Anvisa proíbe lote falsificado do remédio Mounjaro no BR

Brasil

A Agência Nacional de Vigilância Sanitária (Anvisa) ordenou a apreensão e a proibição da comercialização, distribuição e uso de um lote falsificado do medicamento Mounjaro em solo brasileiro. A medida preventiva foi tomada após a identificação de unidades adulteradas do produto no mercado nacional, representando um risco direto à saúde da população.

Identificação da fraude no medicamento

O lote alvo da restrição regulatória é o C492723, cuja validade expira em novembro de 2026. Conforme as investigações conduzidas pelo órgão regulador, as embalagens irregulares trazem a alegação de que foram fabricadas pela Eli Lilly do Brasil Ltda., empresa que detém o registro oficial do fármaco original no país. No entanto, os testes e análises comprovaram que se trata de uma falsificação grosseira.

Riscos associados ao produto irregular

Produtos farmacêuticos falsificados não passam pelos rigorosos controles de qualidade exigidos por lei, o que significa que sua composição real é desconhecida.
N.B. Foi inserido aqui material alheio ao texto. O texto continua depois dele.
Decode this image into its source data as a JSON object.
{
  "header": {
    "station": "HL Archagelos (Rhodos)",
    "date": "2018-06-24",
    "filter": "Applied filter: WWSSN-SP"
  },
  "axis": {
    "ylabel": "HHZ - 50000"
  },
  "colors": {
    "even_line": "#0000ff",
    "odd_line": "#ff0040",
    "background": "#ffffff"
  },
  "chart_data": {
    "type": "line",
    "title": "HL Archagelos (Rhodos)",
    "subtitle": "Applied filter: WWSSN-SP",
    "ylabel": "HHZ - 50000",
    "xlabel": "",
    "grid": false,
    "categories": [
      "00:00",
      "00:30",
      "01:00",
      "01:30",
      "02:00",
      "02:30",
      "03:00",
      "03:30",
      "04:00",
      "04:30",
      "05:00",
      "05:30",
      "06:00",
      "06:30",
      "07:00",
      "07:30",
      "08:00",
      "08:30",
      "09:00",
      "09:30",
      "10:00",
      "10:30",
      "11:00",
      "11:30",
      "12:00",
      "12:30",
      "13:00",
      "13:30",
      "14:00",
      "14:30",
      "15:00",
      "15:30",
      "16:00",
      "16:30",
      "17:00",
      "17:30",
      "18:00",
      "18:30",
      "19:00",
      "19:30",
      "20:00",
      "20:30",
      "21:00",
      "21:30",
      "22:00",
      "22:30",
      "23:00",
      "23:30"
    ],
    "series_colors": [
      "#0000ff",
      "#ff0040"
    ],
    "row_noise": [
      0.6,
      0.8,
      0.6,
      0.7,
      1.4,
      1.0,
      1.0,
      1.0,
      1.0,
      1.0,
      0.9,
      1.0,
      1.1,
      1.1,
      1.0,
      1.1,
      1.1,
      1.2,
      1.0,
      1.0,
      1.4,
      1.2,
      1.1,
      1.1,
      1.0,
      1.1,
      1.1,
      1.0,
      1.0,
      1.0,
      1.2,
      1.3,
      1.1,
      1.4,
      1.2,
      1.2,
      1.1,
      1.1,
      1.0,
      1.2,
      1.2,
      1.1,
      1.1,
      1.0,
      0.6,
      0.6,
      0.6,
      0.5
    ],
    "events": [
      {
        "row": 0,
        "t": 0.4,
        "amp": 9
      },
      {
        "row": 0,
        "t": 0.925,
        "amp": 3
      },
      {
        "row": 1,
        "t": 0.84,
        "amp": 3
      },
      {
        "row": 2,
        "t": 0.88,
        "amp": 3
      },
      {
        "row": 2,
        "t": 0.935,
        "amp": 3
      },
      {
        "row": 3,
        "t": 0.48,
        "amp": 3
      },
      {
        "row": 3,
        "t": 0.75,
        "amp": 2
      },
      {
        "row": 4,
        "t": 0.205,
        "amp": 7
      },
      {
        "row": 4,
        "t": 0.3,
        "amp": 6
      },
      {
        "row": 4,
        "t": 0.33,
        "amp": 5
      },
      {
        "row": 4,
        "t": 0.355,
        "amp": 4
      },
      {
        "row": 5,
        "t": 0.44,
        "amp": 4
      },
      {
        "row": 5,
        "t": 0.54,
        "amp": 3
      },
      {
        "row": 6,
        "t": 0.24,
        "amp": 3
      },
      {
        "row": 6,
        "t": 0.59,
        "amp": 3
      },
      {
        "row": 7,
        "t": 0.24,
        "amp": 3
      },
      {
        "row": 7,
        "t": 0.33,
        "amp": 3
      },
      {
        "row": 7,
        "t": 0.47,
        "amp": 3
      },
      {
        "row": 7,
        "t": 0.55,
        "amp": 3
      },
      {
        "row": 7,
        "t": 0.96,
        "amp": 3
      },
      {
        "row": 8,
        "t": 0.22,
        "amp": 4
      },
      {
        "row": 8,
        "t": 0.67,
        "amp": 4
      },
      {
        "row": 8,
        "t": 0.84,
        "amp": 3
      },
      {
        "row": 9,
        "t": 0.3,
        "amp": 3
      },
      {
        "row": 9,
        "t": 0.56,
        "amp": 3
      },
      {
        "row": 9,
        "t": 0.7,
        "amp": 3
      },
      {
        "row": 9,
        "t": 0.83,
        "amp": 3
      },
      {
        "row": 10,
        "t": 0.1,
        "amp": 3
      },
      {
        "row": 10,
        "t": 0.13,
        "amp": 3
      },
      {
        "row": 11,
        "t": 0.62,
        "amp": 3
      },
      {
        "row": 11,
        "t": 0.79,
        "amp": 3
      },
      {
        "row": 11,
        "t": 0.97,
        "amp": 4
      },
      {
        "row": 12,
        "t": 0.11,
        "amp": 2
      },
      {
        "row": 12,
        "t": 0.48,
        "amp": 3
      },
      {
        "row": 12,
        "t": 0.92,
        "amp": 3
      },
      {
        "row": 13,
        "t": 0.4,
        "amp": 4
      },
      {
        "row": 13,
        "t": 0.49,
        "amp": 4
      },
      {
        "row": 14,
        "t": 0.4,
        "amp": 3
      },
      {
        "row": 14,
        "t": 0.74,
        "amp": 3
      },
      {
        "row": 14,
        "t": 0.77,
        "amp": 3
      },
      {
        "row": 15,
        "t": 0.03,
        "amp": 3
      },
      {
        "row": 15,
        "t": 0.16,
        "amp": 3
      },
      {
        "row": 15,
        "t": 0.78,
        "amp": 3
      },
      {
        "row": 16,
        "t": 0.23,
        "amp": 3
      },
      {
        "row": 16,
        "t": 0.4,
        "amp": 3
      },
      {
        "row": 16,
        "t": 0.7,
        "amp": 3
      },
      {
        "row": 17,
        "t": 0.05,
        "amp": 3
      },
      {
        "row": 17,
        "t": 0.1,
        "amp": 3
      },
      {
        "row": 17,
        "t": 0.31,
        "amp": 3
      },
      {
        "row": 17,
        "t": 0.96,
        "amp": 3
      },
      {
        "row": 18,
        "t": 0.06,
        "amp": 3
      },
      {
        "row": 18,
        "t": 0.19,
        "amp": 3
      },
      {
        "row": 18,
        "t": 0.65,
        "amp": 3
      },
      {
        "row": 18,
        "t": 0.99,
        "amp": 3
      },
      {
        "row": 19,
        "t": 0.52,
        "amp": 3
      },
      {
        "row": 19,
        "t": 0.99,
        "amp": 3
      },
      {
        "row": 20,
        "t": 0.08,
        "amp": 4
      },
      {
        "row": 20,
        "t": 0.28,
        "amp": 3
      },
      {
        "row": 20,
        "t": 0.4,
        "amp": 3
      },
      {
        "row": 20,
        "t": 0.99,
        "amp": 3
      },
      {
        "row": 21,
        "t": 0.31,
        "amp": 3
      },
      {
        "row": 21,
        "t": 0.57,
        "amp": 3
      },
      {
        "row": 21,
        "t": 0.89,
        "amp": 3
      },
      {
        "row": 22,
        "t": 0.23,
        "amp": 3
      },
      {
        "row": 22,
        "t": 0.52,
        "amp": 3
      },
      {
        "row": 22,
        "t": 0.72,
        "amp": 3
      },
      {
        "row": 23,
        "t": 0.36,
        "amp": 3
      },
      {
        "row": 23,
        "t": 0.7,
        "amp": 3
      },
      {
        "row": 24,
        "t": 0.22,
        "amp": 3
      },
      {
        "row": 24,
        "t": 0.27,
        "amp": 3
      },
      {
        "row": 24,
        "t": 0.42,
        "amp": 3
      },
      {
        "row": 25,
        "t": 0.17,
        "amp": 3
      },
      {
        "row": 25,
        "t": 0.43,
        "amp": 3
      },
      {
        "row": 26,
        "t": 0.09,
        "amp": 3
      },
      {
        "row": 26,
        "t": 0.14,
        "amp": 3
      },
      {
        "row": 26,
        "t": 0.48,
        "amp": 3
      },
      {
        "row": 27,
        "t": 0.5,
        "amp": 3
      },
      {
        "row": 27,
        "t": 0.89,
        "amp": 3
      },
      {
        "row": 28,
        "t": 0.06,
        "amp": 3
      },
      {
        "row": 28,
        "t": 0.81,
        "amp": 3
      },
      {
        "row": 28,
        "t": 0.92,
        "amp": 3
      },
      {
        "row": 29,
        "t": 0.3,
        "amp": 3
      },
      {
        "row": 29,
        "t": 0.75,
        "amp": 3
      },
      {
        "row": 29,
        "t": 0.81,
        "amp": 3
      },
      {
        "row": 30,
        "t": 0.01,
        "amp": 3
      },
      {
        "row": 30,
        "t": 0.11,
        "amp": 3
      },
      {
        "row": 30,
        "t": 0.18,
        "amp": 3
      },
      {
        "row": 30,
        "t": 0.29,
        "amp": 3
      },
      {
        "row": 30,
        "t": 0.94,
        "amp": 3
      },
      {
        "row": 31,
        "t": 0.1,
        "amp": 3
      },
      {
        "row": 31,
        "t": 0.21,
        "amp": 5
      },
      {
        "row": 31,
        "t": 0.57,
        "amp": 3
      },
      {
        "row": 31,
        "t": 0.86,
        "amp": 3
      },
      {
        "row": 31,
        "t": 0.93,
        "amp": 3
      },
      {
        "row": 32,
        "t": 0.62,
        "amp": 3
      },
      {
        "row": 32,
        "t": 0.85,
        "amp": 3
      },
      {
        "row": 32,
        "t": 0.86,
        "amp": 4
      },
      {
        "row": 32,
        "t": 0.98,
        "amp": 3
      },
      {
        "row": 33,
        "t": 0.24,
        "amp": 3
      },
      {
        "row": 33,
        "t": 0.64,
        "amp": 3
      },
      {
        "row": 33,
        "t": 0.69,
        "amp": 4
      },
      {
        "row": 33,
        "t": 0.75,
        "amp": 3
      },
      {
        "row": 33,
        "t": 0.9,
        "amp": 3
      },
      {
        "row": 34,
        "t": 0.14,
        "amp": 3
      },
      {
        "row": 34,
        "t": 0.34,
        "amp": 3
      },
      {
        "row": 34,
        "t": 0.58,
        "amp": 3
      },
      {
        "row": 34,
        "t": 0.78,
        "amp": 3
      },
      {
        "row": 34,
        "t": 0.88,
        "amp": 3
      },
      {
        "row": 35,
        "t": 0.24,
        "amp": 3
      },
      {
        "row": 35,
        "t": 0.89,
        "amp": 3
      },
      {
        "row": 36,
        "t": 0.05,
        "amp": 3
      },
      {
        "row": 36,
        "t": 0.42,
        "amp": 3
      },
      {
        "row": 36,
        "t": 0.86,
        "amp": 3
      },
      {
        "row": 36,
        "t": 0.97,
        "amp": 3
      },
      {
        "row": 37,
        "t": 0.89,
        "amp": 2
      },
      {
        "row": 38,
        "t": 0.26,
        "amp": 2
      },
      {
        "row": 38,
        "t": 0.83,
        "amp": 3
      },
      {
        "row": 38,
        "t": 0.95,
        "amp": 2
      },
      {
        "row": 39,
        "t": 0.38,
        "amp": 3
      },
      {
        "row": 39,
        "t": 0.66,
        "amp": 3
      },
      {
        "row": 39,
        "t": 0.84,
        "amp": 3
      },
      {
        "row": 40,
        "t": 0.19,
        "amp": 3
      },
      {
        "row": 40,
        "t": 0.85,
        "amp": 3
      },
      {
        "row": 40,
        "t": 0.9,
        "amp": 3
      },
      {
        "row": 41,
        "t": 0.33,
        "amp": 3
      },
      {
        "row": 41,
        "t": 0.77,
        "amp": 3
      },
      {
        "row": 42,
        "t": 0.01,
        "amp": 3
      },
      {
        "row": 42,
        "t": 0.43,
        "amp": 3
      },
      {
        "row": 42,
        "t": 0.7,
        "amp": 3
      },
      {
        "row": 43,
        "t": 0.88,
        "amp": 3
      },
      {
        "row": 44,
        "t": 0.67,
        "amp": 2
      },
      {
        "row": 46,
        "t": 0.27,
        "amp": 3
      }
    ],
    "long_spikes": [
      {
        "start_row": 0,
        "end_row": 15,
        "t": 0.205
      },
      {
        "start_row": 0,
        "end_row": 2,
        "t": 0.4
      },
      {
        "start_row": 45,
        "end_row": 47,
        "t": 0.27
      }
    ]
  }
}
Utilizar substâncias sem procedência garantida pode causar efeitos colaterais graves, reações alérgicas severas ou simplesmente anular o efeito terapêutico esperado, agravando condições de saúde dos pacientes.

Orientações para pacientes e farmácias

As autoridades sanitárias recomendam que qualquer pessoa que possua uma unidade do Mounjaro pertencente ao lote C492723 interrompa o uso imediatamente. Caso encontrem o produto à venda em farmácias, sites ou redes sociais, os consumidores devem notificar os órgãos de fiscalização sanitária locais ou relatar o caso diretamente à central de atendimento da Anvisa.

A recomendação é que os pacientes adquiram medicamentos exclusivamente em redes de farmácias credenciadas e exijam a nota fiscal no momento da compra para garantir a rastreabilidade e a segurança do tratamento.